The Announcement doesn’t address “medium risk” claims and one can only guess what “high risk” and “low risk” means. It appears that “high risk” claims are those that have the earmarks described in prior IRS announcements regarding “promoters” or “marketers” (Promoters) charging contingency fees for their services or claims by persons that were not running a business. Presumably the more of these earmarks, the higher the risk. Presumably the absence of any of these earmarks makes the claims “low risk” but it is hard to know. The Announcement says the IRS will start with the worst of the “high risk” and the best of the “low risk” and work toward the middle, and thus when the work is done, the “medium risk” will be known.

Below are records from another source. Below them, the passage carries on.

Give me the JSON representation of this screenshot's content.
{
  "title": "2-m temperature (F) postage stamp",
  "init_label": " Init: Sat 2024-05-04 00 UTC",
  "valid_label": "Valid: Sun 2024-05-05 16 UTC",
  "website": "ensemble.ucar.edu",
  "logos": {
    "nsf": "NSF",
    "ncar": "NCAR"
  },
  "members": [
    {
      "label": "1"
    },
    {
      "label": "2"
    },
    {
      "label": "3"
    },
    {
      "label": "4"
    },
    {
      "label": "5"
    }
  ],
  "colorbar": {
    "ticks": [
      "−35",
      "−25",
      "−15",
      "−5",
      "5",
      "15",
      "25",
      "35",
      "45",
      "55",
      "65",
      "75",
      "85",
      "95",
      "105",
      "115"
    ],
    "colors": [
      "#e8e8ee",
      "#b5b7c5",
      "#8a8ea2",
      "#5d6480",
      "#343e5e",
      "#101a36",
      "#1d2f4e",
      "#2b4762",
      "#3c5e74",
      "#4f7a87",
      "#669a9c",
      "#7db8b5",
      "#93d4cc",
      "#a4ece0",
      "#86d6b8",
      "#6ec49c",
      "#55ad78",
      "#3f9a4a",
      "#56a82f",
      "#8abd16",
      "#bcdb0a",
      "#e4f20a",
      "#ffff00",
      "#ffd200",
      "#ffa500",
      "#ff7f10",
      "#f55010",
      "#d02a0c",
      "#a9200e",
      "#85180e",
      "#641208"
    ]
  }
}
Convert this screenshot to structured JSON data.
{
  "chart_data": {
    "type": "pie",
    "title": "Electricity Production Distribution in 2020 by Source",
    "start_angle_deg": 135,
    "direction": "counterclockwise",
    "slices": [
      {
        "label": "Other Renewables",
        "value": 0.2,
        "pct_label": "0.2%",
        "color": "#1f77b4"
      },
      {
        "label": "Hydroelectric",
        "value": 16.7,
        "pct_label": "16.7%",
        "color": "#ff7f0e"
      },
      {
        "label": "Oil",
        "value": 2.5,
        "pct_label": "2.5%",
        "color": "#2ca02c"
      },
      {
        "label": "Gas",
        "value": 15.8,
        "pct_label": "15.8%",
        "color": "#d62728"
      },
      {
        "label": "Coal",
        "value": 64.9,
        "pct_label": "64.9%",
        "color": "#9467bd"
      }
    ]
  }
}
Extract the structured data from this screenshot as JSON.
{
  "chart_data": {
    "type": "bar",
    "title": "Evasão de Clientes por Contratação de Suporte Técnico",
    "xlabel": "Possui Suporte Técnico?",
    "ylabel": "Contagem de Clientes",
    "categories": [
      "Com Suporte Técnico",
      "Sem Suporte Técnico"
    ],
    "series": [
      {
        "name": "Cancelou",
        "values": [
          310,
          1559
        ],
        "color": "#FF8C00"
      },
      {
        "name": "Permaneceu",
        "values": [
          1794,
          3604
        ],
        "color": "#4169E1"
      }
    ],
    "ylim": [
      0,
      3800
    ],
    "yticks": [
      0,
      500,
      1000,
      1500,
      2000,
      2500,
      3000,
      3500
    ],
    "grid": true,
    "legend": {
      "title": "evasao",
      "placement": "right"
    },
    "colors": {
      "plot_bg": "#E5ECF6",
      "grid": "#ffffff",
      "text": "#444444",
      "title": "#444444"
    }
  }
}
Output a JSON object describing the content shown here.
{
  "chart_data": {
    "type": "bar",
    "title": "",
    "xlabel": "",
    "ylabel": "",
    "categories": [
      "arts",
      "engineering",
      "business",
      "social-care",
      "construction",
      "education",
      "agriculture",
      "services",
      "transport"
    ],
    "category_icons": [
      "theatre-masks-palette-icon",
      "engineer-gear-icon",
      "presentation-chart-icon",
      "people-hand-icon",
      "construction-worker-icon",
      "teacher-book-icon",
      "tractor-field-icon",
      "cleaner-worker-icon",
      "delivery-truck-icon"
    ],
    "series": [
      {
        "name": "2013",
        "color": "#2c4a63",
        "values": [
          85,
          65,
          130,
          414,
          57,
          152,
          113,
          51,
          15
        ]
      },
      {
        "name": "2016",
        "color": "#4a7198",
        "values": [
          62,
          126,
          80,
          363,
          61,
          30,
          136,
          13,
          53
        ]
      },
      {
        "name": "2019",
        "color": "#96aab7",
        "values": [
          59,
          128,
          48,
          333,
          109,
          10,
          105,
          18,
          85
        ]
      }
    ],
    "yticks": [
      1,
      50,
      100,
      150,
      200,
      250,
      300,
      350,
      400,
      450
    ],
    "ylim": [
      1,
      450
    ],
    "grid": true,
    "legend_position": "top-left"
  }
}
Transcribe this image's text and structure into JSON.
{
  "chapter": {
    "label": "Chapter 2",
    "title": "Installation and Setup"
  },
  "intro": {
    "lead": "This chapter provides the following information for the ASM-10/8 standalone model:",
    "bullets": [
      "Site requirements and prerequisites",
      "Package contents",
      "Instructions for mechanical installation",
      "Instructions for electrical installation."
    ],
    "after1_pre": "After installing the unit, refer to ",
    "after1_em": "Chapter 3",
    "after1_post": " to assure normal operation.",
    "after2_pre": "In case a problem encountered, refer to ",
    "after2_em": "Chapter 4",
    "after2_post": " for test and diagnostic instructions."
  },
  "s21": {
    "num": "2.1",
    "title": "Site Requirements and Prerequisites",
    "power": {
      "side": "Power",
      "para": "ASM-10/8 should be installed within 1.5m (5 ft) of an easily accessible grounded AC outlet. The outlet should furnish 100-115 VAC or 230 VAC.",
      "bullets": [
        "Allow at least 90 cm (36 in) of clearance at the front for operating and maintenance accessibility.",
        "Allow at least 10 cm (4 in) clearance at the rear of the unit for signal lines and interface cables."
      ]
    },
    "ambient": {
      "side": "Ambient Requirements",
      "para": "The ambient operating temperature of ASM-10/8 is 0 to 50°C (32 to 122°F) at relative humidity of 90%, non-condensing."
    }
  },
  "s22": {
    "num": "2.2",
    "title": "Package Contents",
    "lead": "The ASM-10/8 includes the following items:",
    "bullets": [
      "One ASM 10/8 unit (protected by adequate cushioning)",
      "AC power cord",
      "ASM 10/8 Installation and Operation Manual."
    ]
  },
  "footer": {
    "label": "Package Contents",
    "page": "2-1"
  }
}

By statute, taxpayers can file a refund suit in federal court against the IRS to review ERC claims, but must wait six months before doing so (Sections 7422(a) and 6532(a)(1)). The IRS knows that the vast majority (perhaps more than 99%) of these taxpayers are not going to pay the legal fees associated with filing such suits, so the IRS strategy, as described by the court in Stenson, is to stall. The strategy seems to be to starve the Promoters (like the plaintiff in Stenson) of fees and discourage businesses from filing ERC claims. The strategy seems to be working as the number of ERC claims has fallen precipitously over the past 12 months
The question now is whether the Post-Chevron Cases will encourage more businesses to file ERC claims before the deadline of April 15, 2025.
- All references to “Section” are to the Internal Revenue Code of 1986, as amended.